If you change
class GLWidget : public QGLWidget, public Widget { }
to
class GLWidget : public virtual QGLWidget { }
you won't achieve the same as in the first example, because any methods exposed by
Widget
will not be available on an instance of
GLWidget
(as they would be in the first example), since you've completely removed
Widget
from the inheritance tree.
To get the initial inheritance tree, but with only one instance of each parent (
virtual
inheritance) you could go for something like this;
#include<iostream>
using namespace std;
class QWidget
{
public:
int value;
QWidget(int param)
{
value = param;
}
virtual ~QWidget() { }
};
class Widget : public virtual QWidget
{
public:
Widget(int paramA, int paramB)
: QWidget(paramA * 10)
{
}
virtual ~Widget() { }
virtual void Foo() { }
};
class QGLWidget : public virtual QWidget
{
public:
QGLWidget(int paramA, int paramB, int paramC)
: QWidget(paramA)
{
}
virtual ~QGLWidget() { }
};
class GLWidget : public virtual QGLWidget, public virtual Widget
{
public:
GLWidget(int paramA, int paramB, int paramC, int paramD)

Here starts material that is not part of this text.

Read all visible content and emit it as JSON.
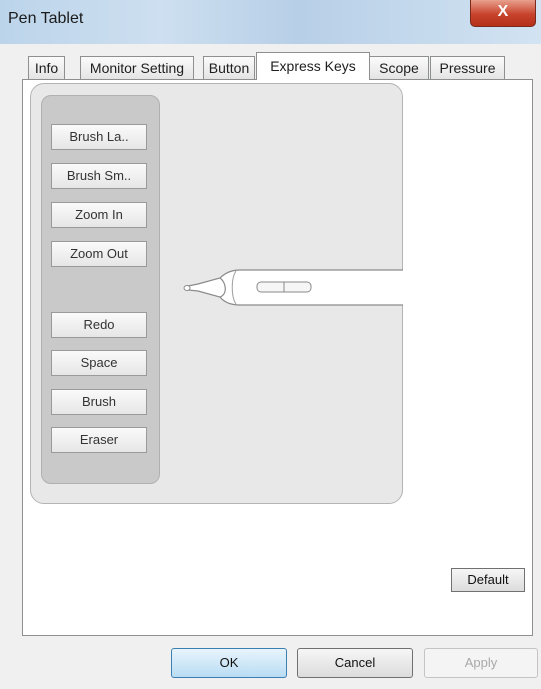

: QGLWidget(paramA, paramB, paramC), Widget(paramA, paramB), QWidget(45)
{
}
virtual ~GLWidget() { }
};
int main(int argc, char* argv[])
{
GLWidget w(1, 2, 3, 4);
cout << w.value << endl;
w.Foo();
return 0;
}
Notice that you will have to specify constructor arguments all the way down though, this example prints 45 for example (as the constructor of not only
QGLWidget
and
Widget
are called from the
GLWidget
constructor but also that of
QWidget
).
Hope this helps,
Fredrik